Dendrophilia is a condition that afflicts millions of us and, in ever increasing numbers, whole communities. Also known as a love of trees, when communities get involved in the ownership and management of woodlands, the social and environmental benefits that arise from people being more connected with their surrounding nature are enormous. One aspect of the community woodland sector that is perhaps not so well developed is the question of how these assets can make a productive contribution to the local economy. A group based in Argyll, is about to break new ground in this respect.
Cornerstone is one of the largest social care charities in the country. If it were following the usual script, it would be pursuing ever more and ever larger contracts in order to grow the organisation. Except that it’s not doing that – in fact Cornerstone is doing the exact opposite of what might be expected. Hierarchical management structures are being removed and replaced with small, locally-focused, self-managing groups of staff. Cornerstone Scotland is becoming Cornerstone Local. This could be a turning point for the big care providers.
A few more pieces have fallen into place in the complicated jigsaw that will eventually see hutting become part and parcel of Scottish life. New legislation came into force last month that will make it a whole lot easier from a planning perspective for anyone who wants to build a hut for recreational use. And if you don’t know what that entails in a practical sense, but nonetheless like the idea of it, the group – A Thousand Huts – are getting very close to publishing a how-to guide. Watch this space.
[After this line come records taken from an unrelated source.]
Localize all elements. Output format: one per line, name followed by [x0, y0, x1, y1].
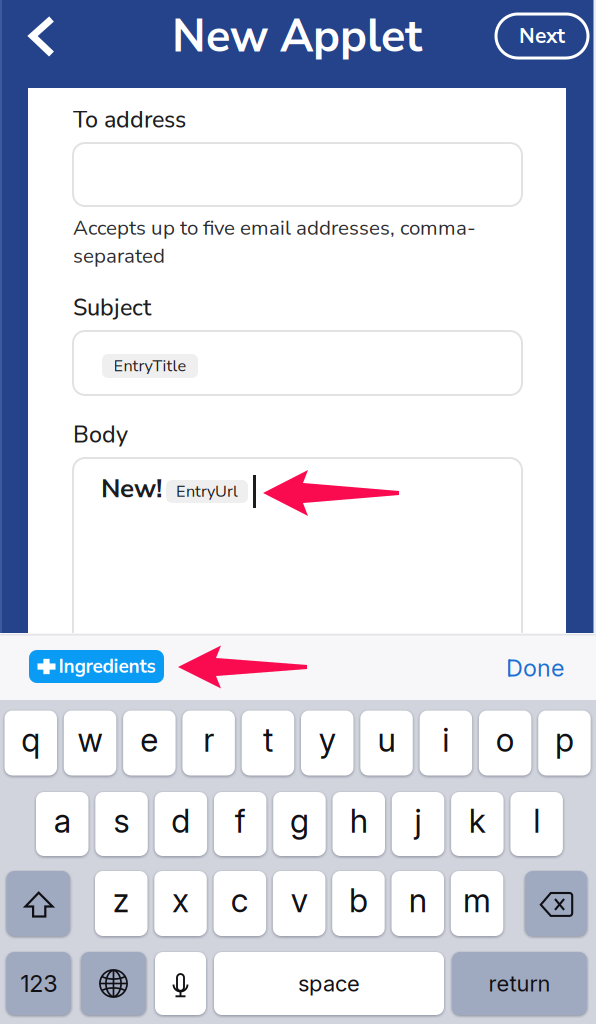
staticText: x [172, 881, 189, 920]
staticText: space [298, 970, 360, 997]
button[interactable]: p [538, 710, 591, 776]
staticText: EntryUrl [176, 480, 238, 503]
button[interactable]: c [214, 871, 266, 936]
button[interactable]: d [155, 792, 207, 856]
staticText: o [496, 720, 515, 760]
staticText: New! [101, 471, 162, 506]
staticText: w [78, 720, 102, 760]
staticText: z [113, 881, 130, 920]
staticText: k [469, 801, 486, 841]
staticText: v [291, 881, 308, 920]
button[interactable]: m [451, 871, 503, 936]
button[interactable]: return [452, 952, 587, 1015]
staticText: t [263, 720, 273, 760]
button[interactable]: Dictation [155, 952, 206, 1015]
staticText: f [235, 801, 246, 841]
staticText: New Applet [172, 6, 422, 67]
staticText: Done [506, 654, 564, 682]
button[interactable]: q [4, 710, 57, 776]
button[interactable]: l [510, 792, 563, 856]
button[interactable]: j [392, 792, 444, 856]
staticText: Body [73, 419, 128, 451]
button[interactable]: s [95, 792, 148, 856]
button[interactable]: g [273, 792, 326, 856]
button[interactable]: Delete [525, 871, 587, 936]
button[interactable]: Done [474, 646, 564, 690]
staticText: u [378, 720, 396, 760]
staticText: a [54, 801, 71, 841]
staticText: Accepts up to five email addresses, comm… [73, 214, 476, 242]
button[interactable]: y [301, 710, 354, 776]
staticText: s [114, 801, 130, 841]
button[interactable]: o [479, 710, 531, 776]
button[interactable]: k [451, 792, 504, 856]
staticText: q [21, 720, 40, 760]
button[interactable]: h [332, 792, 385, 856]
staticText: h [350, 801, 368, 841]
button[interactable]: Next keyboard [81, 952, 146, 1015]
staticText: j [414, 801, 422, 841]
button[interactable]: f [214, 792, 266, 856]
button[interactable]: n [392, 871, 444, 936]
button[interactable]: w [64, 710, 116, 776]
staticText: b [349, 881, 368, 920]
staticText: g [290, 801, 309, 841]
button[interactable]: v [273, 871, 325, 936]
button[interactable]: u [360, 710, 413, 776]
button[interactable]: space [214, 952, 444, 1015]
staticText: n [409, 881, 427, 920]
button[interactable]: x [154, 871, 207, 936]
staticText: y [319, 720, 336, 760]
staticText: c [231, 881, 249, 920]
button[interactable]: b [332, 871, 385, 936]
button[interactable]: Back [0, 0, 82, 88]
button[interactable]: t [242, 710, 294, 776]
button[interactable]: a [36, 792, 88, 856]
staticText: Ingredients [58, 654, 156, 679]
staticText: d [171, 801, 190, 841]
staticText: Subject [73, 292, 151, 324]
button[interactable]: e [123, 710, 176, 776]
button[interactable]: Shift [6, 871, 70, 936]
button[interactable]: r [182, 710, 235, 776]
staticText: 123 [20, 969, 57, 998]
staticText: Next [519, 22, 565, 50]
staticText: To address [73, 104, 186, 136]
staticText: separated [73, 242, 165, 270]
button[interactable]: Numbers [6, 952, 71, 1015]
staticText: l [533, 801, 540, 841]
button[interactable]: Next [496, 14, 588, 58]
staticText: m [463, 881, 491, 920]
staticText: EntryTitle [114, 355, 186, 377]
staticText: i [442, 720, 449, 760]
staticText: r [203, 720, 214, 760]
staticText: p [555, 720, 574, 760]
button[interactable]: Ingredients [29, 650, 164, 683]
staticText: return [488, 970, 550, 997]
staticText: e [140, 720, 158, 760]
button[interactable]: i [420, 710, 472, 776]
button[interactable]: z [95, 871, 148, 936]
Land speculation is, by nature, a risky business. If an investor were to buy a parcel of land (current value £30k) for £300k and thereafter sought planning permission to build a number of houses, the investor is speculating that if planning is granted, the £300k would prove to be money well spent. If on the other hand, planning is refused, the investor faces a hefty loss. Or so you might think. But so one sided is our planning system that the developer can pursue the planning authority for their speculative losses by issuing something called a Purchase Notice. De-risking speculation by any other name.
The human quality of kindness is hard to pin down and virtually impossible to measure but most folk know when they encounter it. We also know that it is important, vital even, to our wellbeing. Carnegie and JRF have been exploring what, if anything, could be done to encourage ‘kinder communities’. Their investigation looked closely at what a number of organisations have been doing to foster kindness and also at those factors which have a tendency to inhibit it. An interesting report and a lovely film to go with it.
When Scottish Parliament first introduced land reform legislation, it was lauded and damned in equal measure -predictable headlines from the right wing press screamed comparisons with Mugabe’s land grabs. But now that the community right to buy is firmly embedded within an ever lengthening list of community empowerment rights, the scale and complexity of community ambition is inevitably growing. From the tiny community on Isle of Ulva‘s ‘late’ bid to buy their island to the development trust in the centre of Edinburgh seeking to acquire a multi-million pound prime site. Will Scottish Government’s response match this level of ambition?